Some thoughts, feedbacks, well-meaning critcism:

- on non-supported browsers (eg. mobile) don't render the app, show a message instead

- Shift + Home/End for selecting text doesn't work

- Ctrl + N for a new page doesn't work

- things like the above ^, while it may be trivial, will turn off people who will not spend more than 10-20s to evaluate

- you're refer the simplicity of text files, but the editor is not fixed width, it's more like a Markdown-ish editor, closer to Google Docs with its default styles

- when typing - it creates a list, but the list's left margin (where the - starts) is not aligned on the overall left margin of the page, it's very annoying to me

- to me, this is too far away from the simplicity of a text file — this comment, I'm writing it up in Sublime in plain text, and then I'll copy it to Chrome/HN, but I wouldn't do it in your tool — I love being able to Alt-Tab to Sublime, hit Ctrl+N to get a new "file" which is a temporary/ephemeral workspace for typing text, typing and getting sasisfying fixed-width readable text, and then copy/pasting it to my destination, which almost always has a less pleasant editor

- eg. I also write my non-trivial ChatGPT conversations like that ^

- one of the few exceptions is Google Docs, I can directly work into that

- the reason I ended on Google Docs: after a few minutes of playing around, it's not clear to me how using your product would be significantly better for me than using Google Docs for notes (which I don't) — I can use GDocs to write roughly Markdown-equivalent structure, and there's plugins to import/export Markdown — and GDocs is backed by Google, has a working editor, apps, multi-user support, commenting, Google ecosystem integration, etc.
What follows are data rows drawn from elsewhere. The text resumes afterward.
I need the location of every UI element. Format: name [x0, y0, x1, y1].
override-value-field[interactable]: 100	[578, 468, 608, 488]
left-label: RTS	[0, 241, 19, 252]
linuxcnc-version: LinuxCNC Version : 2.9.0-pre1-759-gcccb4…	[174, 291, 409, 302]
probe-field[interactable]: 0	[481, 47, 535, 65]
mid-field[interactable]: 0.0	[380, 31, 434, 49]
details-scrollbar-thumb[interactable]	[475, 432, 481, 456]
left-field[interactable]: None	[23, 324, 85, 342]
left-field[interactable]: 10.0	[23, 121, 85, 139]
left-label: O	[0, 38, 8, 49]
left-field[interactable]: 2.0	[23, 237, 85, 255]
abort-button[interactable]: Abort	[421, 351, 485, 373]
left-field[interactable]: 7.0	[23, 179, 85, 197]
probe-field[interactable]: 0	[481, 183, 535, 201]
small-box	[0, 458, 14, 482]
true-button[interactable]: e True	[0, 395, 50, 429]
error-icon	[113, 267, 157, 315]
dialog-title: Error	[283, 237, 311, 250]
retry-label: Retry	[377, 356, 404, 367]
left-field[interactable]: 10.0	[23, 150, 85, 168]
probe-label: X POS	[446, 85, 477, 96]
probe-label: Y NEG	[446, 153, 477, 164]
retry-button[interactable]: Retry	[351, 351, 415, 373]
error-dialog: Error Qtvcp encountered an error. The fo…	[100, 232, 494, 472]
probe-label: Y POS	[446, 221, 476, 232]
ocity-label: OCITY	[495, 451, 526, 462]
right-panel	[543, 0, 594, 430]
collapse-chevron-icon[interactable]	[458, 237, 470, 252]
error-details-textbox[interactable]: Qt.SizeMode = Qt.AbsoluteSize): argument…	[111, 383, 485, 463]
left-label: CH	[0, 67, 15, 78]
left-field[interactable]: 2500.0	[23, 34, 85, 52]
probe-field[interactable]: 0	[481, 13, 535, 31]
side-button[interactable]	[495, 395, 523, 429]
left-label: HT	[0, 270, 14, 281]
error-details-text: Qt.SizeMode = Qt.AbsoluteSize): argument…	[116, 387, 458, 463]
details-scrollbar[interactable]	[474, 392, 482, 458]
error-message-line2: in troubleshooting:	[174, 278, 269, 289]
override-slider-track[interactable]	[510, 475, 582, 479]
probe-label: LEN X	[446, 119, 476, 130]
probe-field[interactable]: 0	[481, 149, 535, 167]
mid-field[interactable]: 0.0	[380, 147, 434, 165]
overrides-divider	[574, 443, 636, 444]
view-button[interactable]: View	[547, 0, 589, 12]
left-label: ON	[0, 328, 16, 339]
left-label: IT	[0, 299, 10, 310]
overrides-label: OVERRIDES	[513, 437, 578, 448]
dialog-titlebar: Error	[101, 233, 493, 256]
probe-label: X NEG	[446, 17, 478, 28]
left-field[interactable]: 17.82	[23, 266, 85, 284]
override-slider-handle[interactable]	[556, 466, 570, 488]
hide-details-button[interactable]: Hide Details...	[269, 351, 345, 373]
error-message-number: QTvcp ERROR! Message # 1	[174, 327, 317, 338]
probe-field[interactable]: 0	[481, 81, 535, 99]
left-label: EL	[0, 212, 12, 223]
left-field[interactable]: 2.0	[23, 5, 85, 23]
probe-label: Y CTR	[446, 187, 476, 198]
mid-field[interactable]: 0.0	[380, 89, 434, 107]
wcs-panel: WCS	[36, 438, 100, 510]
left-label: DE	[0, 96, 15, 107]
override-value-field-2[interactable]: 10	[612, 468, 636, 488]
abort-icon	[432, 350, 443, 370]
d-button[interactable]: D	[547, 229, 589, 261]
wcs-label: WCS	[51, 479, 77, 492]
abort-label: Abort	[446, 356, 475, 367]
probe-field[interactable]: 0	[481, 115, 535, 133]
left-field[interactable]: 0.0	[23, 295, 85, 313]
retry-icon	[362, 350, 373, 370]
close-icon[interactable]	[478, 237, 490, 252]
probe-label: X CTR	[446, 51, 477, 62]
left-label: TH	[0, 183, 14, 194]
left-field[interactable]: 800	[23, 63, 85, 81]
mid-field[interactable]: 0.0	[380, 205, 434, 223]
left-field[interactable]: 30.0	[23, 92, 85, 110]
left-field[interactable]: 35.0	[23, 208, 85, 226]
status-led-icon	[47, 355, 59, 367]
Respect for building the client from scratch. The "I wanted to understand every component" reasoning resonates. I took a similar approach with a conversion pipeline I built using remark/rehype directly rather than wrapping an existing markdown-to-HTML library. You end up understanding every edge case which matters when you need to handle things like nested tables or math rendering.

3.5 years solo is serious commitment. What was the hardest part ... the real-time sync or getting the editor to feel right?